The researchers tackled the challenge of 3D scanning plants, which is difficult due to thin leaves and self-occlusion, by developing a fast, low-cost scanning platform with two tilting DSLR cameras, achieving measurements within 3-4% accuracy compared to manual methods.

Thin leaves, fine stems, self-occlusion, non-rigid and slowly changing structures make plants difficult for three-dimensional (3D) scanning and reconstruction -- two critical steps in automated visual phenotyping. Many current solutions such as laser scanning, structured light, and multiview stereo can struggle to acquire usable 3D models because of limitations in scanning resolution and calibration accuracy. In response, we have developed a fast, low-cost, 3D scanning platform to image plants on a rotating stage with two tilting DSLR cameras centred on the plant.
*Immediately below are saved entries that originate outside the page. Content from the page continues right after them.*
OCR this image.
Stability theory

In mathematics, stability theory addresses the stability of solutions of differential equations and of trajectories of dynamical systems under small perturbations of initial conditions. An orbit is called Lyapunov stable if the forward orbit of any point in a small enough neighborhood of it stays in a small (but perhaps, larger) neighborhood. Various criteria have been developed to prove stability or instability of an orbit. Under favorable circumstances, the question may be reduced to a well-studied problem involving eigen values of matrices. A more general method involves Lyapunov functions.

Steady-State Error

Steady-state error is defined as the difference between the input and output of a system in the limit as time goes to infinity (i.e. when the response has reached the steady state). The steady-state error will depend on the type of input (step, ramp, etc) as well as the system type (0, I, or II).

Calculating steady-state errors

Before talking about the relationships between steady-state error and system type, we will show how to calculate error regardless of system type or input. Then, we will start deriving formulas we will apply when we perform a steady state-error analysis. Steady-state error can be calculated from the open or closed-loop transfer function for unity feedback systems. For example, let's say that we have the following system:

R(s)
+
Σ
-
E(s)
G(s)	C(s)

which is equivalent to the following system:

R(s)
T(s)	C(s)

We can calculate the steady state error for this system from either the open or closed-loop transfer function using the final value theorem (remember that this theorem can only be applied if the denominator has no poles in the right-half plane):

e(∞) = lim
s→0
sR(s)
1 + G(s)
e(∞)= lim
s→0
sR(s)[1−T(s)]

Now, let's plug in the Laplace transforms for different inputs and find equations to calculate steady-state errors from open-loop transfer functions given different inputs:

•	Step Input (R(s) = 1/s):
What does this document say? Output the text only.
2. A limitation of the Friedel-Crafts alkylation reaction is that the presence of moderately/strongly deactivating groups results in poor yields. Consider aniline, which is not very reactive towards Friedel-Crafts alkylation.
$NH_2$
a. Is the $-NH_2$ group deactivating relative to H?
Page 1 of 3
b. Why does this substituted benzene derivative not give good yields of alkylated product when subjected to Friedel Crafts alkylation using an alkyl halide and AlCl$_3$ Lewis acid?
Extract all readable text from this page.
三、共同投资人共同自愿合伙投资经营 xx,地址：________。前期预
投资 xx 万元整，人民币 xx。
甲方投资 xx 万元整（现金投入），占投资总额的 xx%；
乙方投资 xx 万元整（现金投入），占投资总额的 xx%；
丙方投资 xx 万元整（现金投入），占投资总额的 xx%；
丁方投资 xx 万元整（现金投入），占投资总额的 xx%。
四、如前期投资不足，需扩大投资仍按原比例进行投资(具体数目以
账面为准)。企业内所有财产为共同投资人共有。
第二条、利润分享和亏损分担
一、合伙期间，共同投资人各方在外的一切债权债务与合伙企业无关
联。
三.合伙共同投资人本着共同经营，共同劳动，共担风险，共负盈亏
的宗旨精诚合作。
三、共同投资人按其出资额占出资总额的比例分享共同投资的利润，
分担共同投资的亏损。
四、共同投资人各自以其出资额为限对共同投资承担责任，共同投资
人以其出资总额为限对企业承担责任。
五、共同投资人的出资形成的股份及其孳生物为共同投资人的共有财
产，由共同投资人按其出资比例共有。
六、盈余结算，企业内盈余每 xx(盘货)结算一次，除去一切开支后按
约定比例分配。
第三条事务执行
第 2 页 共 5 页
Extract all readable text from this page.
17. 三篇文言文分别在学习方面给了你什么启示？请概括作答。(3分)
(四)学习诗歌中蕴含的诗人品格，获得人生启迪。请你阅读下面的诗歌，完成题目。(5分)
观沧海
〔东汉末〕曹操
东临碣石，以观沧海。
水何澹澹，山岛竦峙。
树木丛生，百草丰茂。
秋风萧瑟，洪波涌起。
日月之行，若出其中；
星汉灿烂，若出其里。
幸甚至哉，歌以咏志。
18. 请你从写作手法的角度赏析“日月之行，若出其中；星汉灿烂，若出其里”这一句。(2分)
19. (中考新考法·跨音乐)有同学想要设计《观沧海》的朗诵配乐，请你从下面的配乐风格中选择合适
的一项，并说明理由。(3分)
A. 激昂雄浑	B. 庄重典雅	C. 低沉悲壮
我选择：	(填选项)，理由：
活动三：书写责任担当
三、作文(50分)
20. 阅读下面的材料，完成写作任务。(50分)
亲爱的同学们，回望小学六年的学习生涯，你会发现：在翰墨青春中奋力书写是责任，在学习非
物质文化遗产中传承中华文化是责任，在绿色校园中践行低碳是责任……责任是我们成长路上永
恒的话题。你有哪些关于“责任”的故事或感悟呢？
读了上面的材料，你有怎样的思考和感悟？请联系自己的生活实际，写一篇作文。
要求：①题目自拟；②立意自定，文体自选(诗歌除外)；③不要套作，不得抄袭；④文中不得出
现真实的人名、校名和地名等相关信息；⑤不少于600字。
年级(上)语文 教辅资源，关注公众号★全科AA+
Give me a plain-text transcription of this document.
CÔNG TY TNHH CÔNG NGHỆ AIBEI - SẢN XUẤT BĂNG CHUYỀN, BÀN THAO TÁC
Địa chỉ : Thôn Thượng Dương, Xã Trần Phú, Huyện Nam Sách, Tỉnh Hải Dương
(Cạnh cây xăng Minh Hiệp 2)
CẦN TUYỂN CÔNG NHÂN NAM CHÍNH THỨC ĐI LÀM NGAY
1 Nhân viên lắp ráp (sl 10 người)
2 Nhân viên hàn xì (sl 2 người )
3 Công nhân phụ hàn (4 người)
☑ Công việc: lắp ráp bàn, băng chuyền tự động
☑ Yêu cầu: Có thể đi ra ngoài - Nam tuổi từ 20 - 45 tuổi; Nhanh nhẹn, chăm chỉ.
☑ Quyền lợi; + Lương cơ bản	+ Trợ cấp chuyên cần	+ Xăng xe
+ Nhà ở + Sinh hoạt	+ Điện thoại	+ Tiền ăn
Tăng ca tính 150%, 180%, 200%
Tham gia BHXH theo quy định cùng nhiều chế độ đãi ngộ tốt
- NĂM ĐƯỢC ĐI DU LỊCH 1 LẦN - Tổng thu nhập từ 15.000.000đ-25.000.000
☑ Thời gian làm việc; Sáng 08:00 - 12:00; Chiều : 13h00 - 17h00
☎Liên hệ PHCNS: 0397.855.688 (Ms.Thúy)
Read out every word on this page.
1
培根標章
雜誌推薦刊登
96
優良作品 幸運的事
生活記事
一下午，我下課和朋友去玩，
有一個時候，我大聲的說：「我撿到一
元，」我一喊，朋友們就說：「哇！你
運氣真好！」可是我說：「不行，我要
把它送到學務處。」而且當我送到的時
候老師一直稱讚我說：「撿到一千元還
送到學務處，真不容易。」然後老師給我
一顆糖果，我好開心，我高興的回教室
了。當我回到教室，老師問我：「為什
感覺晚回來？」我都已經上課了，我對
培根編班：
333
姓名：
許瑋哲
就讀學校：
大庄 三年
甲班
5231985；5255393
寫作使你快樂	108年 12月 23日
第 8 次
This uses new methods of camera calibration and background removal to achieve high-accuracy 3D reconstruction. We assessed the system's accuracy using a 3D visual hull reconstruction algorithm applied on 2 plastic models of dicotyledonous plants, 2 sorghum plants and 2 wheat plants across different sets of tilt angles. Scan times ranged from 3 minutes (to capture 72 images using 2 tilt angles), to 30 minutes (to capture 360 images using 10 tilt angles). The leaf lengths, widths, areas and perimeters of the plastic models were measured manually and compared to measurements from the scanning system: results were within 3-4% of each other. The 3D reconstructions obtained with the scanning system show excellent geometric agreement with all six plant specimens, even plants with thin leaves and fine stems.